Zwei Drittel der tödlichen Rauchgasvergiftungen passieren während des Schlafes. Ein paar der Atemgifte (Kohlenmonoxid und Kohlendioxid), die im Brandrauch enthalten sind, sind geruchlos und werden beim Schlafen meist nicht wahrgenommen. Bei einer Rauchvergiftung werden Atemwege und Lunge gereizt. Es kommt zu Schwindel, Atemnot und schließlich zur Bewusstlosigkeit. Um sich vor einer Rauchgasintoxikation zu schützen, ist es ratsam, sich einen Brandmelder zuzulegen.
Patienten, die unter einer Rauchvergiftung leiden, haben sich meist in Räumen befunden, in denen es brannte und dadurch eine Rauchentwicklung entstand.
In diesem Rauch befinden sich Gifte, die bei Betreten des Raumes ohne entsprechende Schutzkleidung eingeatmet werden. Eine Rauchvergiftung kann man sich zudem auch von defekten Öfen oder beim Einatmen von Autoabgasen in einer Garage zuziehen.

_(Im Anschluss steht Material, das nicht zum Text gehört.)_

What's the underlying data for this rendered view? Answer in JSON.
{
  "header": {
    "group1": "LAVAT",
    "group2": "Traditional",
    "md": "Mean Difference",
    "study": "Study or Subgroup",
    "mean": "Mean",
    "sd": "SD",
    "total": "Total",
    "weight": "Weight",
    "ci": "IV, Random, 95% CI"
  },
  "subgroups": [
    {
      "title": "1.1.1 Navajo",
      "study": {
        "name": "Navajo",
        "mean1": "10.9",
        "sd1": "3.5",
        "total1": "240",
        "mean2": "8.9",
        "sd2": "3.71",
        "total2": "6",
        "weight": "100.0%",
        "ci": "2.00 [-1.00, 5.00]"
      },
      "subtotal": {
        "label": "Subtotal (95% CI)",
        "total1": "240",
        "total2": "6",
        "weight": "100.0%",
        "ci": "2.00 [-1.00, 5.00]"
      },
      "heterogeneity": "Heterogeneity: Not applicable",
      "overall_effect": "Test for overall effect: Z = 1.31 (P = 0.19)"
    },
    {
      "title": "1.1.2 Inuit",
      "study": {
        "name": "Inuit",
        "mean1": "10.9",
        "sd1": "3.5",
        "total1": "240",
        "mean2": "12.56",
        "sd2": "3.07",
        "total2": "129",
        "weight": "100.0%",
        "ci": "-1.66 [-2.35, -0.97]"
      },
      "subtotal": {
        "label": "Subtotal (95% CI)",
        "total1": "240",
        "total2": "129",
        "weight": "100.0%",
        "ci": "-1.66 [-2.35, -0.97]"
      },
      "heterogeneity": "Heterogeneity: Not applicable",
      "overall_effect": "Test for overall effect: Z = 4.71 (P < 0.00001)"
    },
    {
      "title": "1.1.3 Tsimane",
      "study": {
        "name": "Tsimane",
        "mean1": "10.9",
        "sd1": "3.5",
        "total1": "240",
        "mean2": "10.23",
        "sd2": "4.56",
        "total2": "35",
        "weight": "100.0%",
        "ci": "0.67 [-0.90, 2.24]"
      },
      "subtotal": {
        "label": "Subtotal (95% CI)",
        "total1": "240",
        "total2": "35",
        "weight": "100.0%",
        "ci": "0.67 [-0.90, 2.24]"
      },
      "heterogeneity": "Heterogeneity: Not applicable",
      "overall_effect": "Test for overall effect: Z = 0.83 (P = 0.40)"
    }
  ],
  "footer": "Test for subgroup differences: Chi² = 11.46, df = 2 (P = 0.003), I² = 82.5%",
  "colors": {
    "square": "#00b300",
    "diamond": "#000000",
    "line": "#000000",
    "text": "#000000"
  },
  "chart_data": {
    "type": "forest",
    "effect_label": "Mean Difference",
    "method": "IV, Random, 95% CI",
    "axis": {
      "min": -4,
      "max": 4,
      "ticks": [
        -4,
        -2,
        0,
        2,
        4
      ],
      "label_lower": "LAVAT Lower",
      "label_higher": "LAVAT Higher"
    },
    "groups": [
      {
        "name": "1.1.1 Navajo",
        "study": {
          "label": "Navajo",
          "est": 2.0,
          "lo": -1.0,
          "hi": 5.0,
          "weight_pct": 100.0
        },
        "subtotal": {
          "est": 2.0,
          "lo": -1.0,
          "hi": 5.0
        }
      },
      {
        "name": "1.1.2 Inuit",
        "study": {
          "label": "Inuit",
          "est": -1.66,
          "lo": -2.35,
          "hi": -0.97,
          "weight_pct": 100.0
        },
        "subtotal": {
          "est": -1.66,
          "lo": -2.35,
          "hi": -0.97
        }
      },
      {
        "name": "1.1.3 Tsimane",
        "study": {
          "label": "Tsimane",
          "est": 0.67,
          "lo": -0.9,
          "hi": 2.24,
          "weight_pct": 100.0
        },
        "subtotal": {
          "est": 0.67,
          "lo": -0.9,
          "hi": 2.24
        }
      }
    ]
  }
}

Eine Rauchvergiftung äußert sich durch starke Atemnot, Schwindelgefühle und Kopfschmerzen. Oft haben die Patienten das Gefühl, sie würden ersticken. Der Patient verliert nach und nach das Bewusstsein, bis er bewusstlos ist. Zuvor ist den meisten Patienten übel, sie krampfen und fühlen sich äußerst müde. Auffällig ist auch eine bläuliche Hautfarbe.
Patienten, die unter einer Rauchvergiftung leiden, befinden sich häufig in einem lebensbedrohlichen Zustand, der sofort ärztlich behandelt werden muss.
Trifft der Notarzt umgehend ein und behandelt den Patienten, so kann eine Rauchvergiftung meist gut therapiert werden. Die Patienten werden dazu in vielen Fällen stationär in einem Krankenhaus aufgenommen. Eine schwere Rauchvergiftung kann für den Patienten tödlich enden.
Patienten, die unter einem Kreislaufstillstand als Folge der Rauchvergiftung leiden, werden als Erste-Hilfe-Maßnahme durch die Herz-Lungen-Massage versucht wiederzubeleben. Besteht ein Atemstillstand, so erfolgt eine Atemspende durch die Ersthelfer oder den Notarzt.
Viele Patienten, die eine Rauchvergiftung haben, müssen künstlich beatmet werden. Sie werden dazu über einen Schlauch, der in die Luftröhre gelegt wird, durch eine Maschine beatmet. Über die Beatmungsmaschine erhalten die Patienten reinen Sauerstoff zugeführt.
Im Rahmen der Therapie wird den Patienten meist ein Spray verabreicht, das Kortison enthält und von den Patienten eingeatmet werden muss.